In June last year South Korea's peace-minded president, Kim Dae-jung, travelled North to meet his counterpart, Kim Jong-il, in what was by any stretch of the imagination a historic summit. It has set the ball rolling on rapprochement between the two halves of the peninsular, making all manner of difficulties for US foreign policy at large in eastern Asia. A counterpart to Korean pride at the summit's achievements has been a rise in anti-American sentiment in the South. No longer confined to left wing students, mainstream opinion is beginning to wonder about the value of a continued American military presence.
But the ripples run further out that this. Japan that has for long stood four square behind the American military presence in East Asia is now beginning to ask, if there is no longer a need to deter a North Korean attack then is it necessary to have such a large American military presence in Japan?

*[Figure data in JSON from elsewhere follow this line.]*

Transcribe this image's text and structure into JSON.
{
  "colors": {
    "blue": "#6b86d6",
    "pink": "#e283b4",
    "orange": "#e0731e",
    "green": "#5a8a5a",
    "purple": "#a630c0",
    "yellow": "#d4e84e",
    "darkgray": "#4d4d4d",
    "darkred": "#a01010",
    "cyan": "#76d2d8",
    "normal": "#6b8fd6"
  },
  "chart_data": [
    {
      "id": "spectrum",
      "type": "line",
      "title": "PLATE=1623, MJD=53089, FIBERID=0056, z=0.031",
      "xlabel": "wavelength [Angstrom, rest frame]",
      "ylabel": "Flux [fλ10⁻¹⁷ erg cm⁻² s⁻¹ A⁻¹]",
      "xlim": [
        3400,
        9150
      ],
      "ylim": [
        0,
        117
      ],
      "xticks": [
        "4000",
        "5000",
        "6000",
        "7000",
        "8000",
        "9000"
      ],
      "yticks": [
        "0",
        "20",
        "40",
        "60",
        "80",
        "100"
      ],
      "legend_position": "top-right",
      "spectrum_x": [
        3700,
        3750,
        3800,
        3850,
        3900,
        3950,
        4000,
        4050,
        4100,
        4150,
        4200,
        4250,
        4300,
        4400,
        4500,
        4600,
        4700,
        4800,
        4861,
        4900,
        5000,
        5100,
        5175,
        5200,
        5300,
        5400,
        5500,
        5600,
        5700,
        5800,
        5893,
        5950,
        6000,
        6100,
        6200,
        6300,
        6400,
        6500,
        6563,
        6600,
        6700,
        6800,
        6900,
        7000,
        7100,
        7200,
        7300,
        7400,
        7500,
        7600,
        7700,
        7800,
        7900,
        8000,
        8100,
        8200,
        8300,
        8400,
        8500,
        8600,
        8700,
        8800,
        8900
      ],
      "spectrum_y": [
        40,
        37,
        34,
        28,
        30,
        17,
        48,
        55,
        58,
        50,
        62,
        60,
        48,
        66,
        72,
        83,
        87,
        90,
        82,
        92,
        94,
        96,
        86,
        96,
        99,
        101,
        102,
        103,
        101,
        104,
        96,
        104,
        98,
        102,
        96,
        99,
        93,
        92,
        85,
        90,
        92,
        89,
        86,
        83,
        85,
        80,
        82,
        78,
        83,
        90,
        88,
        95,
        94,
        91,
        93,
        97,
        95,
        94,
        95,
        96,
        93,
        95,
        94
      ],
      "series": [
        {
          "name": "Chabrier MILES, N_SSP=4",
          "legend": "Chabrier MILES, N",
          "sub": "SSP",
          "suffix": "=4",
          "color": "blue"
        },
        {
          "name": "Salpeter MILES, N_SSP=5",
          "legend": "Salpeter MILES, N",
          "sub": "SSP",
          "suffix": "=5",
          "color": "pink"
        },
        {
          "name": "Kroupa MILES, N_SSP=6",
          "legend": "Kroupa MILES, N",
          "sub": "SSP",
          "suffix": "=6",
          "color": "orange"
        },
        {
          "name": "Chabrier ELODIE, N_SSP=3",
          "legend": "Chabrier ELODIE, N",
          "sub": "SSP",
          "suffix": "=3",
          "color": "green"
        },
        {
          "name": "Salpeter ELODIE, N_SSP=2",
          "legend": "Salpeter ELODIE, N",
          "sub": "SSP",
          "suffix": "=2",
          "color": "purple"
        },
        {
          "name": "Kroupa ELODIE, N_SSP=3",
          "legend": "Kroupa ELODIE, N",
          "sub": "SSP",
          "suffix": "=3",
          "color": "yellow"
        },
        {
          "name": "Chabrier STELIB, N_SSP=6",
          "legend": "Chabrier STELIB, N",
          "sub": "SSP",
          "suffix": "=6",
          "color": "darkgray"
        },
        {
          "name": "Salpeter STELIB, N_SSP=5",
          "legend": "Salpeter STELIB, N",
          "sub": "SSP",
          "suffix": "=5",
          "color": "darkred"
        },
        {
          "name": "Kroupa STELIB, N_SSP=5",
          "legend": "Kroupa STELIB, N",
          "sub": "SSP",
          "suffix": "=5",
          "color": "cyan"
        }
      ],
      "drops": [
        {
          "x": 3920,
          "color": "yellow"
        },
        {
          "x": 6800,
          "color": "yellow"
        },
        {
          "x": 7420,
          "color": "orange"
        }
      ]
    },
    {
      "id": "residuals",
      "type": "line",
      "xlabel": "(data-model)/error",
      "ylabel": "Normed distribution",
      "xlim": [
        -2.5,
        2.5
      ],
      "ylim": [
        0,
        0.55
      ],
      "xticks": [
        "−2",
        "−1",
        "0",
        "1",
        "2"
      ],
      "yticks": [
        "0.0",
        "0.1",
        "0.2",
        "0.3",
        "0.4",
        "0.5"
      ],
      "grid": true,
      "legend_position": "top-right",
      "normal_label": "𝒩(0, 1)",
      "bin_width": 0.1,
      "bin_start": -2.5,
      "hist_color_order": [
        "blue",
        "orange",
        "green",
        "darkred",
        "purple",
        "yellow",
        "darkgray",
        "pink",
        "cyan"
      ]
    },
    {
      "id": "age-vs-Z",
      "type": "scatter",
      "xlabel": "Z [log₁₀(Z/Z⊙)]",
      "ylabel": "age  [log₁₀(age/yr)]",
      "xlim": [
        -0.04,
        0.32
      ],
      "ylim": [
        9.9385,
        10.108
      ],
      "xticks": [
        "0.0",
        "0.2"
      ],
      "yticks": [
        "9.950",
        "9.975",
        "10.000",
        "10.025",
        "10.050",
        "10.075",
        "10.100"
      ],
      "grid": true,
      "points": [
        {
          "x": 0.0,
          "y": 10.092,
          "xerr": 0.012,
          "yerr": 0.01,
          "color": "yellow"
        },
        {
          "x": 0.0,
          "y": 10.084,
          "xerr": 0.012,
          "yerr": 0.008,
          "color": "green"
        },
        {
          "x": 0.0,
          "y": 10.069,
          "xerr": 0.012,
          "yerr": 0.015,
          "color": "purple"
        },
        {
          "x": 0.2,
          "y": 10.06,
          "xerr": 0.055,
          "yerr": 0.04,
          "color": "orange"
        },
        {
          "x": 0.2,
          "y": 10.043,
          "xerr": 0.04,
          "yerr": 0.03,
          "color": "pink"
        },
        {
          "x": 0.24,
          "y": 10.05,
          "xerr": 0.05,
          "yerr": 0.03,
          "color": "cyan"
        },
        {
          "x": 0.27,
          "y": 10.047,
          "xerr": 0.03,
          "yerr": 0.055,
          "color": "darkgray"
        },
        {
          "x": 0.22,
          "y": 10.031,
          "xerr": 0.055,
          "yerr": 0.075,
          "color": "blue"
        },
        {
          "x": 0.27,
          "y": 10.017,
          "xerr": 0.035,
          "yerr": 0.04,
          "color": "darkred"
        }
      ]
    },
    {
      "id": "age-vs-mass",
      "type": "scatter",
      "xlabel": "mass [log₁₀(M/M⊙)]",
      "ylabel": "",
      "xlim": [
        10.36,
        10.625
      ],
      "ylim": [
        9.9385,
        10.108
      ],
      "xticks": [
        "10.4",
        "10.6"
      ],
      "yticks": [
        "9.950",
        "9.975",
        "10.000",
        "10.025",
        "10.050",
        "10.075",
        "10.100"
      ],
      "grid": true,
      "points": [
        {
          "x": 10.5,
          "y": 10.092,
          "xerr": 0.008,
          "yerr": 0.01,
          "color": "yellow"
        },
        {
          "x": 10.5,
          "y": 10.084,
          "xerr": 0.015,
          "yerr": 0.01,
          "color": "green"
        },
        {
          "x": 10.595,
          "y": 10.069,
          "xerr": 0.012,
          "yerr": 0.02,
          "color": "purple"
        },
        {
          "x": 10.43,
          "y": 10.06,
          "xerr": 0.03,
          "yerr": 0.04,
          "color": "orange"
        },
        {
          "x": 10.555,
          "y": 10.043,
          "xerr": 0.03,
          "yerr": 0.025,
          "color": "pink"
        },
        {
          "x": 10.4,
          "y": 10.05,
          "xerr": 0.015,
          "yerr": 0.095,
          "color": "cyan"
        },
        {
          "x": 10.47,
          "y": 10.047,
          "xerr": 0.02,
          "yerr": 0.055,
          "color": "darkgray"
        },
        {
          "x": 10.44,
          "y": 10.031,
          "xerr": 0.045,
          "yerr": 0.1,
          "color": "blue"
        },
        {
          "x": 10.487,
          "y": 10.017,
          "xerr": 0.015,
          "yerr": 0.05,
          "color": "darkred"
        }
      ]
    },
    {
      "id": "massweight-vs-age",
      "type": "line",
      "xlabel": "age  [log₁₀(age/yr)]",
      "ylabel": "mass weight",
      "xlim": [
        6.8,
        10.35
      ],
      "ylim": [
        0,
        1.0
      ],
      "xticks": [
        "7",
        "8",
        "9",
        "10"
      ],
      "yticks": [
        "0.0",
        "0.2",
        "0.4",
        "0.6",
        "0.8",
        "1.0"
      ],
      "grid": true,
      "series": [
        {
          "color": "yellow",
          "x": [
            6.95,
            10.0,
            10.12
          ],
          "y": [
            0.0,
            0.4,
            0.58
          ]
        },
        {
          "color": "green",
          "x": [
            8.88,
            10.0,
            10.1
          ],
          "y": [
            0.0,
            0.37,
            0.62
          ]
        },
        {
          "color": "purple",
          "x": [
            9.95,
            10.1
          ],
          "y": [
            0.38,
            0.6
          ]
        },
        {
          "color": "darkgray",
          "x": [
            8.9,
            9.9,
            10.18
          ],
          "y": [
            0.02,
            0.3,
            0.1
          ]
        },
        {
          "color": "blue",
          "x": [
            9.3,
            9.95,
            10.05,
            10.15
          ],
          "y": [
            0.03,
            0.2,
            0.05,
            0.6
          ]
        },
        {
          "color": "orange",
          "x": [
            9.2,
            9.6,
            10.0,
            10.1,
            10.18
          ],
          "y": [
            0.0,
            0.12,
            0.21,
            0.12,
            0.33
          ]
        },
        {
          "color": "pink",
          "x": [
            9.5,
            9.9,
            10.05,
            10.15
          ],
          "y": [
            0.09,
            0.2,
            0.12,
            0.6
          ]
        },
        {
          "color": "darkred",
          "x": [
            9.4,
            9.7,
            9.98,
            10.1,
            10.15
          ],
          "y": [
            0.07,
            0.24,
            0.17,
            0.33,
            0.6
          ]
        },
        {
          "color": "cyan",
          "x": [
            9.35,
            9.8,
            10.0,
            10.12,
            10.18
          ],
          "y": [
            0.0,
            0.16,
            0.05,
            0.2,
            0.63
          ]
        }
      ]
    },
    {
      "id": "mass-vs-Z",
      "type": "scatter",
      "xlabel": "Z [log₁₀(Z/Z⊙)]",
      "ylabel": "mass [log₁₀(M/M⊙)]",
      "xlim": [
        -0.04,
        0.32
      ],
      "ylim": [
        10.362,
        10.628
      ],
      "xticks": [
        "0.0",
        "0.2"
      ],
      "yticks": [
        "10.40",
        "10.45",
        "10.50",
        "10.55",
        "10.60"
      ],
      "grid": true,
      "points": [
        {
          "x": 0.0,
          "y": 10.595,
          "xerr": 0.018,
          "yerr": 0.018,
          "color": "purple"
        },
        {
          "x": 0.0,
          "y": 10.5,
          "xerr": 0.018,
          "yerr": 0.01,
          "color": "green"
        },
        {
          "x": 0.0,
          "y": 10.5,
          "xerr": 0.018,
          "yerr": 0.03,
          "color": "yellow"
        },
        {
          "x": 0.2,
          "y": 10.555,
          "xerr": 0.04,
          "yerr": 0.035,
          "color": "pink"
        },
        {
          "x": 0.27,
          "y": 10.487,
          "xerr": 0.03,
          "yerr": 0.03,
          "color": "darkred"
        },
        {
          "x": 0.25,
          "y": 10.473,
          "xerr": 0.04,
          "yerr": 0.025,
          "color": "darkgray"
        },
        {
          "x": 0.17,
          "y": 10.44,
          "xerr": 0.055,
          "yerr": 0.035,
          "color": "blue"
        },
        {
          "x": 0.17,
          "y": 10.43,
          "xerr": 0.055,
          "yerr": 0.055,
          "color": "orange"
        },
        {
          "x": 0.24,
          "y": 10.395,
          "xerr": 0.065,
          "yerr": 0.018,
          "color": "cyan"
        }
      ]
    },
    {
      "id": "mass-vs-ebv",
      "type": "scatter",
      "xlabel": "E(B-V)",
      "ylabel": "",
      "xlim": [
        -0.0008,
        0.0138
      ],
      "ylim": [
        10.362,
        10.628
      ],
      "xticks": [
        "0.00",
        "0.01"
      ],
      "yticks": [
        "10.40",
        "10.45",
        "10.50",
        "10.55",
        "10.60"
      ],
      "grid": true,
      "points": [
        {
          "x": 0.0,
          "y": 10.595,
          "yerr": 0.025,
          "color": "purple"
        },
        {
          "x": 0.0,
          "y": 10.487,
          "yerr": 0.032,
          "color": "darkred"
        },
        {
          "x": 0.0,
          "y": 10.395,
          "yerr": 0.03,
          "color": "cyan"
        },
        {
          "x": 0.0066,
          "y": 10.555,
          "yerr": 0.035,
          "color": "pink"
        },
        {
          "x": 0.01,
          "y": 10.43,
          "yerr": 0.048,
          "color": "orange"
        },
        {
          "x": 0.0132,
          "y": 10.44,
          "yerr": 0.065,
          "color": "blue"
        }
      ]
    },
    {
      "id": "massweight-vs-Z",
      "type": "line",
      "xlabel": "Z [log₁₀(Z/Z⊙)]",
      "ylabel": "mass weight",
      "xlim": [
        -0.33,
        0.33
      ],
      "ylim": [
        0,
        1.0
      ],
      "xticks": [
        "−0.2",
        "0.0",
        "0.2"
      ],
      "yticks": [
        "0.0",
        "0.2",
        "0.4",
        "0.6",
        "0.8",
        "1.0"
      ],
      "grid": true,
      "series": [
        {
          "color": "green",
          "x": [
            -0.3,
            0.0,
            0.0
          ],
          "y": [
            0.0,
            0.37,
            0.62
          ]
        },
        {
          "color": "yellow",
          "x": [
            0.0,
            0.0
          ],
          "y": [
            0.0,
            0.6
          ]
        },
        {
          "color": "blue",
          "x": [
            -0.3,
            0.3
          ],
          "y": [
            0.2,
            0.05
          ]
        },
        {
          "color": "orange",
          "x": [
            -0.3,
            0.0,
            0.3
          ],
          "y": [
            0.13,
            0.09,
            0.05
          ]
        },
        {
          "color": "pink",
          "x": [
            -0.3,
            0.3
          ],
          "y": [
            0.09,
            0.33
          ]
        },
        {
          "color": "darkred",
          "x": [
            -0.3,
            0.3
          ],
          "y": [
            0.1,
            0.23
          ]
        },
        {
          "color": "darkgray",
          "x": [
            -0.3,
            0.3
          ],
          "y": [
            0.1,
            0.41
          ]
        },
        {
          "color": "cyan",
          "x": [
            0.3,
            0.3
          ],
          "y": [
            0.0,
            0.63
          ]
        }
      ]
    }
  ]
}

If the sole remaining argument is to balance China, this is, in many influential Japanese eyes, quite counterproductive, working to turn China into the enemy it is not. All along, moreover, the Japanese have held profound reservations about American arguments for missile defense, convinced it will unnecessarily antagonize China.
This brings us to the nub of the argument. China has been an essential interlocutor in persuading Kim Jong il to drop his country's traditional hostile policy to the West. The road to Pyongyang runs, at least for some its length, through Beijing. Washington should expect to be charged a toll, and that for China is an end to America's affair with missile defense.
For Cheney and Rumsfeld, who see missile defense as the cutting edge of a new distinct Republican foreign policy, it must seem as if the growing moves towards peace in the Korean peninsular could end up pulling the rug from underneath them. Distrustful anyway of the North's good intentions and tending to believe that Carter, Clinton and South Korea have been duped, it should come as no surprise they are out to sabotage the peace process.
Only one person stands between them and the ear of the president: Secretary of State Colin Powell. The outcome of this potentially deadly dual in the higher echelons of the US government will probably determine whether we have peace in our time in East Asia or not.
Jonathan Power is a freelance columnist based in London.